Yanlış bilgi olmasın ama bu üçü Kahire’de 2551-2560 yılları arasında yaklaşık 70 yılda tamamlanmıştır. En büyüğü 5 ton ağırlığında 2,5 milyon adet taştan inşa edilmiştir. Her bir taş 127x 127×71 cm ebatlarındadır. Toplam ağırlık yaklaşık 6,5 milyon ton olarak hesaplanmıştır. Bu 3 kraliyet mezarı 6 milyon blok kireçtaşı kullanılarak yapılmıştır. İşçiler, köleler, köylüler ve esirler yaklaşık üç beş dakikada bir, her biri 2,5 ton ağırlığında taş blokları yerden kaldırıp, piramitlerdeki yerlerine yerleştirmişlerdir. Kim ne derse der ama piramitler ampirik yöntemlerle sadece iş gücüne dayalı bir sistem ile yükselmişlerdir.
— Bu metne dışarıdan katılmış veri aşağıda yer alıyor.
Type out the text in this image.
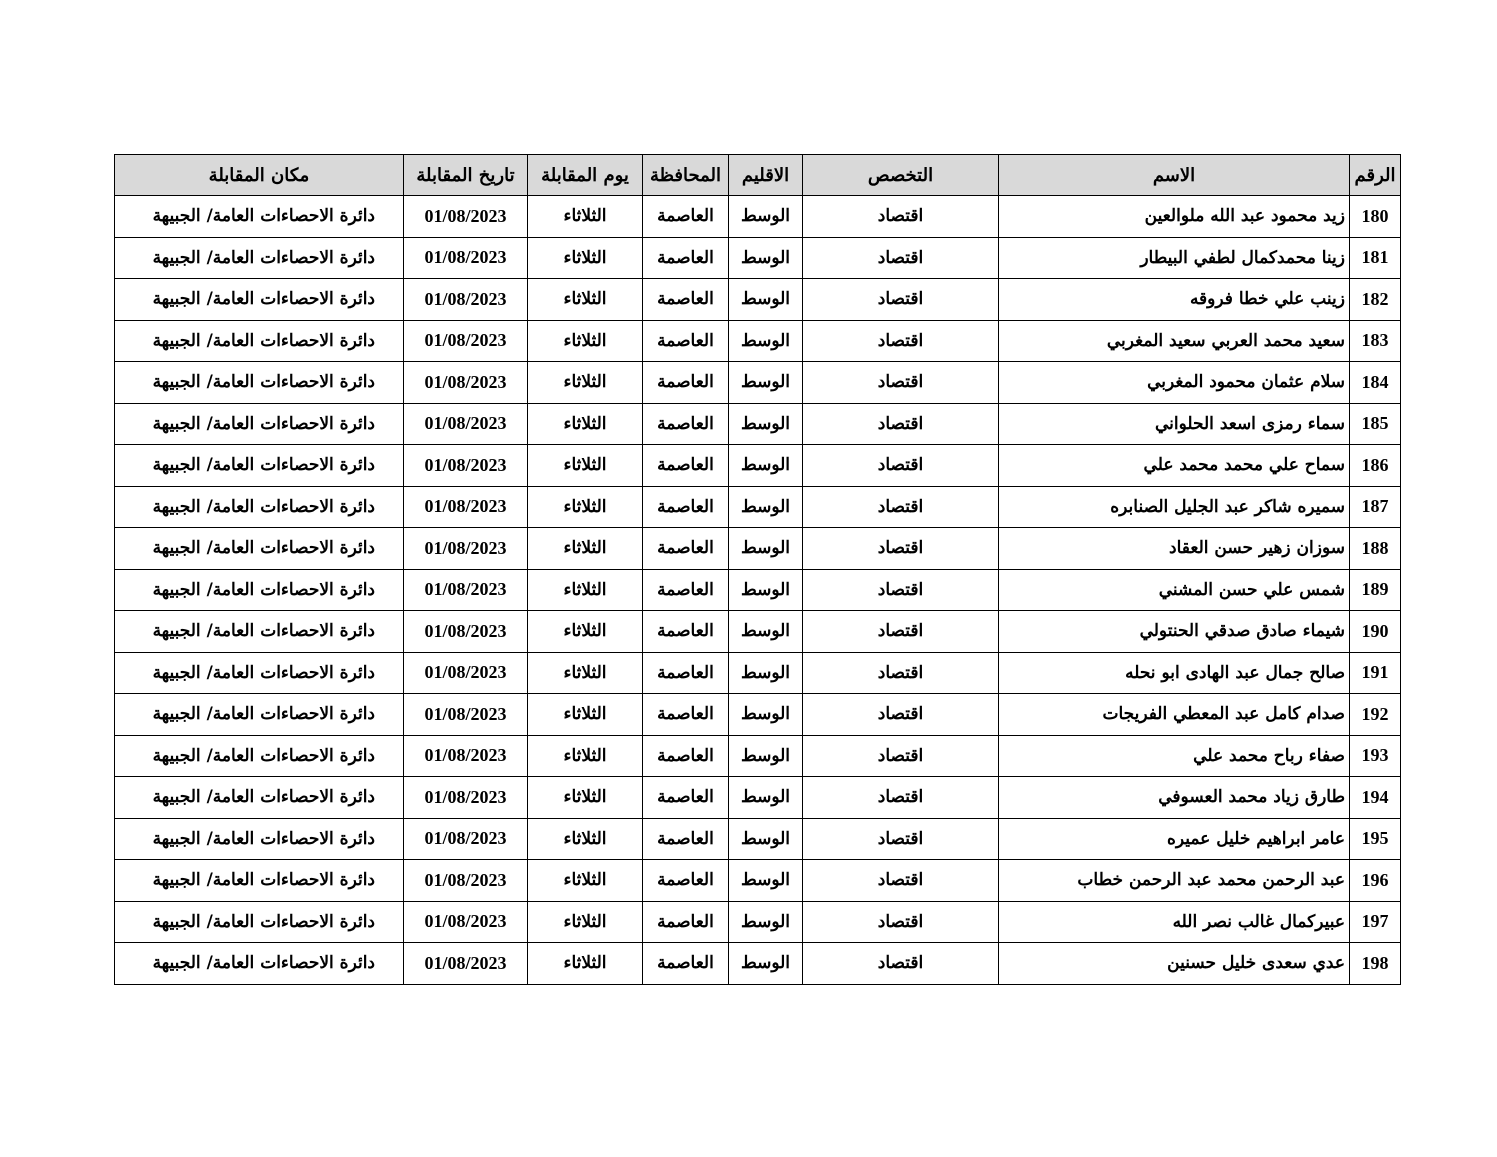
الرقم	الاسم	التخصص	الاقليم	المحافظة	يوم المقابلة	تاريخ المقابلة	مكان المقابلة
180	زيد محمود عبد الله ملوالعين	اقتصاد	الوسط	العاصمة	الثلاثاء	01/08/2023	دائرة الاحصاءات العامة/ الجبيهة
181	زينا محمدكمال لطفي البيطار	اقتصاد	الوسط	العاصمة	الثلاثاء	01/08/2023	دائرة الاحصاءات العامة/ الجبيهة
182	زينب علي خطا فروقه	اقتصاد	الوسط	العاصمة	الثلاثاء	01/08/2023	دائرة الاحصاءات العامة/ الجبيهة
183	سعيد محمد العربي سعيد المغربي	اقتصاد	الوسط	العاصمة	الثلاثاء	01/08/2023	دائرة الاحصاءات العامة/ الجبيهة
184	سلام عثمان محمود المغربي	اقتصاد	الوسط	العاصمة	الثلاثاء	01/08/2023	دائرة الاحصاءات العامة/ الجبيهة
185	سماء رمزى اسعد الحلواني	اقتصاد	الوسط	العاصمة	الثلاثاء	01/08/2023	دائرة الاحصاءات العامة/ الجبيهة
186	سماح علي محمد محمد علي	اقتصاد	الوسط	العاصمة	الثلاثاء	01/08/2023	دائرة الاحصاءات العامة/ الجبيهة
187	سميره شاكر عبد الجليل الصنابره	اقتصاد	الوسط	العاصمة	الثلاثاء	01/08/2023	دائرة الاحصاءات العامة/ الجبيهة
188	سوزان زهير حسن العقاد	اقتصاد	الوسط	العاصمة	الثلاثاء	01/08/2023	دائرة الاحصاءات العامة/ الجبيهة
189	شمس علي حسن المشني	اقتصاد	الوسط	العاصمة	الثلاثاء	01/08/2023	دائرة الاحصاءات العامة/ الجبيهة
190	شيماء صادق صدقي الحنتولي	اقتصاد	الوسط	العاصمة	الثلاثاء	01/08/2023	دائرة الاحصاءات العامة/ الجبيهة
191	صالح جمال عبد الهادى ابو نحله	اقتصاد	الوسط	العاصمة	الثلاثاء	01/08/2023	دائرة الاحصاءات العامة/ الجبيهة
192	صدام كامل عبد المعطي الفريجات	اقتصاد	الوسط	العاصمة	الثلاثاء	01/08/2023	دائرة الاحصاءات العامة/ الجبيهة
193	صفاء رباح محمد علي	اقتصاد	الوسط	العاصمة	الثلاثاء	01/08/2023	دائرة الاحصاءات العامة/ الجبيهة
194	طارق زياد محمد العسوفي	اقتصاد	الوسط	العاصمة	الثلاثاء	01/08/2023	دائرة الاحصاءات العامة/ الجبيهة
195	عامر ابراهيم خليل عميره	اقتصاد	الوسط	العاصمة	الثلاثاء	01/08/2023	دائرة الاحصاءات العامة/ الجبيهة
196	عبد الرحمن محمد عبد الرحمن خطاب	اقتصاد	الوسط	العاصمة	الثلاثاء	01/08/2023	دائرة الاحصاءات العامة/ الجبيهة
197	عبيركمال غالب نصر الله	اقتصاد	الوسط	العاصمة	الثلاثاء	01/08/2023	دائرة الاحصاءات العامة/ الجبيهة
198	عدي سعدى خليل حسنين	اقتصاد	الوسط	العاصمة	الثلاثاء	01/08/2023	دائرة الاحصاءات العامة/ الجبيهة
Ayrıca kimler adına yapıldığı belli ama kimlerin yaptığı hala muammadır. Nedense piramitlerin gizemleri ile bilimsel manada yakından ilgilenilir de, yetmiş yılda piramitlerin harcına karışan canlar realitesinden bahsedilmez. Oysa günde 20-30 bin arasında İşçi, köle, köylü ve esirler tarafından emek gücü, alın teri dökülerek, kan ter çalıştırılarak yapıldığı tarihsel gerçekliktir.
Allahtan yaklaşık otuz sene önce gizemli bir mahzen bulundu da işin rengi değişti. Buranın piramit yapımında çalışan işçilerin, ustaların, ustabaşıların mezarları olduğu anlaşıldı. Kubbeli mezarın duvarları işlemeli ve ihtişamlıydı. Böylesine bir mezarın işçi sınıfındaki birisine yapılması, piramitlerde çalışanların sadece köleler ve esirler olmadığının da bir göstergesiydi.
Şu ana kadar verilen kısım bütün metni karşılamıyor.